Gloria Heffernan
The Ghost in the Frame
Little by little
the color has drained
from the photo
I keep on my bookcase.
Bleached by years in the sun,
your face has faded,
nearly invisible now
under the black hair your mother
brushed into submission
and held in place with two silver barrettes,
parting the waves like Moses
just long enough for the photographer
to catch them smooth and calm
before they sprang back into coils
with a mind of their own.
The contrast is so stark—
black hair framing ivory skin
that would otherwise blend seamlessly
into the white background—
even your lips drained of the subtle pink
of an unglossed girl.
The picture sat on your dresser
well into adulthood,
a souvenir kept close at hand
to remind you of a time before
you were so well-versed in sadness.
I consider moving it to another room
to protect it from the light
in hopes of preserving
the nearly gone hint of pink
tinging the edges
of your twelve-year old cheeks.
But I leave you where you are,
like a cat curled up
in a patch of sun on the carpet,
instinctively seeking warmth and light.
I will let you fade if that’s what it takes.

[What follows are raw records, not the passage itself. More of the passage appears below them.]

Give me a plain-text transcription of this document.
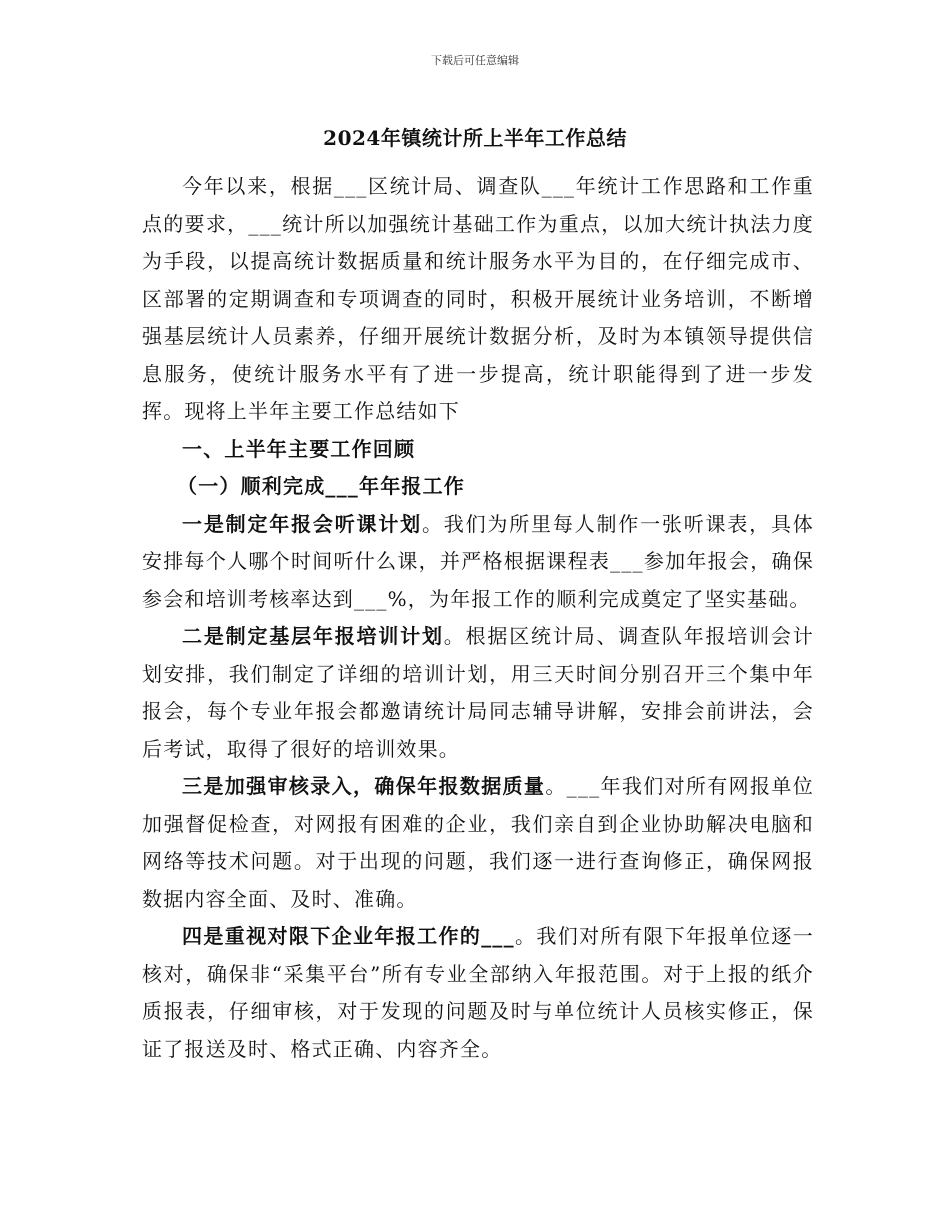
下载后可任意编辑
2024年镇统计所上半年工作总结

今年以来，根据___区统计局、调查队___年统计工作思路和工作重点的要求，___统计所以加强统计基础工作为重点，以加大统计执法力度为手段，以提高统计数据质量和统计服务水平为目的，在仔细完成市、区部署的定期调查和专项调查的同时，积极开展统计业务培训，不断增强基层统计人员素养，仔细开展统计数据分析，及时为本镇领导提供信息服务，使统计服务水平有了进一步提高，统计职能得到了进一步发挥。现将上半年主要工作总结如下

一、上半年主要工作回顾

（一）顺利完成___年年报工作

一是制定年报会听课计划。我们为所里每人制作一张听课表，具体安排每个人哪个时间听什么课，并严格根据课程表___参加年报会，确保参会和培训考核率达到___%，为年报工作的顺利完成奠定了坚实基础。

二是制定基层年报培训计划。根据区统计局、调查队年报培训会计划安排，我们制定了详细的培训计划，用三天时间分别召开三个集中年报会，每个专业年报会都邀请统计局同志辅导讲解，安排会前讲法，会后考试，取得了很好的培训效果。

三是加强审核录入，确保年报数据质量。___年我们对所有网报单位加强督促检查，对网报有困难的企业，我们亲自到企业协助解决电脑和网络等技术问题。对于出现的问题，我们逐一进行查询修正，确保网报数据内容全面、及时、准确。

四是重视对限下企业年报工作的___。我们对所有限下年报单位逐一核对，确保非“采集平台”所有专业全部纳入年报范围。对于上报的纸介质报表，仔细审核，对于发现的问题及时与单位统计人员核实修正，保证了报送及时、格式正确、内容齐全。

You have been too long in the dark.
Gloria Heffernan's first full-length poetry collection, What the Gratitude List Said to the Bucket List, was published in 2019 by New York Quarterly Books. She has also written two chapbooks, Some of Our Parts (Finishing Line Press), and Hail to the Symptom, (Moonstone Press). Her work has appeared in over sixty journals including Chautauqua Literary Journal, Stone Canoe, Columbia Review, and The Healing Muse. Gloria holds an M.A. from New York University and teaches at Le Moyne College and the Downtown Writers Center in Syracuse, New York.